The Christians who foster misinformation about ID and zygotes and Islam are no better than the ancient fanatics who attacked the Library of Alexandria. Now, though, they lash out at colleges and academics. They work tirelessly to get ID in school and Jesus in office. They fight science, destroy choice, and wage war on intellectual curiosity. If they had their way, the fundamentalists would plunge us right back into the darkness.

It’s hardly a foregone conclusion that they’ll fail.

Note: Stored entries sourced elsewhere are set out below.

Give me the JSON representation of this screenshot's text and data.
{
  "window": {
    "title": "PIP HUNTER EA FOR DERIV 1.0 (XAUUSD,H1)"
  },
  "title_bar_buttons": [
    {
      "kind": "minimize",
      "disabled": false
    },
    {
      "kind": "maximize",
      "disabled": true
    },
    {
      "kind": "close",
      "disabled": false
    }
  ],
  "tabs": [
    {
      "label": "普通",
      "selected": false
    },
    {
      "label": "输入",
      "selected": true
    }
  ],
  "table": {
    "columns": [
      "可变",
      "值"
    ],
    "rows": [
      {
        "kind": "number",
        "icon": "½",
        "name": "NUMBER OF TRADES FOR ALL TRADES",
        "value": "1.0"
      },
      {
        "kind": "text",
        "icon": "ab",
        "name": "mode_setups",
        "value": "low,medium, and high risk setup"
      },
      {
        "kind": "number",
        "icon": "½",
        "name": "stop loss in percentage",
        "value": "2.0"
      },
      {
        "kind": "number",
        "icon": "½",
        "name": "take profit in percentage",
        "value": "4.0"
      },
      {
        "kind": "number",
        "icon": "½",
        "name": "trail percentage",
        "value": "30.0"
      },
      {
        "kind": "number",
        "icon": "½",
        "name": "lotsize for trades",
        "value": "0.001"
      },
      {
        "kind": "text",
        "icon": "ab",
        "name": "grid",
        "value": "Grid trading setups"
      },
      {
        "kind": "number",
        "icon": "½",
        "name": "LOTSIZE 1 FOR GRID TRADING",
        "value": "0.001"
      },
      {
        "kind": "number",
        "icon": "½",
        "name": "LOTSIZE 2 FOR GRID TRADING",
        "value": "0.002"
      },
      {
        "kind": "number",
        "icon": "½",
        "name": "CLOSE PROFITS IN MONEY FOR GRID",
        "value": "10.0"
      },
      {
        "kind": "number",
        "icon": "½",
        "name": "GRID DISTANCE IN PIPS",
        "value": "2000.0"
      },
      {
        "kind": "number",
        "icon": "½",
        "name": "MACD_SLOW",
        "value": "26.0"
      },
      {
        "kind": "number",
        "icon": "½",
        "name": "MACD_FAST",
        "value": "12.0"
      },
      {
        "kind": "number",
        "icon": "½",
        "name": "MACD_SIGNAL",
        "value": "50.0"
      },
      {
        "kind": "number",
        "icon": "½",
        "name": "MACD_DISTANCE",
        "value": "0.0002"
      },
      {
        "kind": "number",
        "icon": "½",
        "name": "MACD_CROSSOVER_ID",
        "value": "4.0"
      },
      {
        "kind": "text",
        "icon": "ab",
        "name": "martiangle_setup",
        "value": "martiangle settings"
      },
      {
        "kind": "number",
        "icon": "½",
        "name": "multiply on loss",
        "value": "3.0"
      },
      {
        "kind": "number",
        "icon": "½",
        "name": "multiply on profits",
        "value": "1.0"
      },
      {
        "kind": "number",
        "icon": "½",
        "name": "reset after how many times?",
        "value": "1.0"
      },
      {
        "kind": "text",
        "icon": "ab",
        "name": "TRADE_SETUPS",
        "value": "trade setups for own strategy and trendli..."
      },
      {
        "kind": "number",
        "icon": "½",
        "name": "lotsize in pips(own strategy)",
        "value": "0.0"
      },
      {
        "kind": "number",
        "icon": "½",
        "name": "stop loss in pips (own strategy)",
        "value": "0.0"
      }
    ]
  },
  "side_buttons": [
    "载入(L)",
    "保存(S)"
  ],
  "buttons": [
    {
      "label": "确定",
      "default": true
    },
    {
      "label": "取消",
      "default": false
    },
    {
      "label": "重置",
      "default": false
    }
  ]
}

*You can’t make this shit up.

10 Responses to “All dark ages, all the time”

  1. JackGoff says:

    My dad told me I was condemning my own soul to hell when I took a class on World Religions that taught about Islam. The teacher was a Muslim, but he was born and raised in ‘Afula, near Nazareth, so he had a unique perspective on the Israel vs. the Arab world. Most of what I know about Islam, I learned from him and he was extremely knowledgable in all the Abrahamic faiths.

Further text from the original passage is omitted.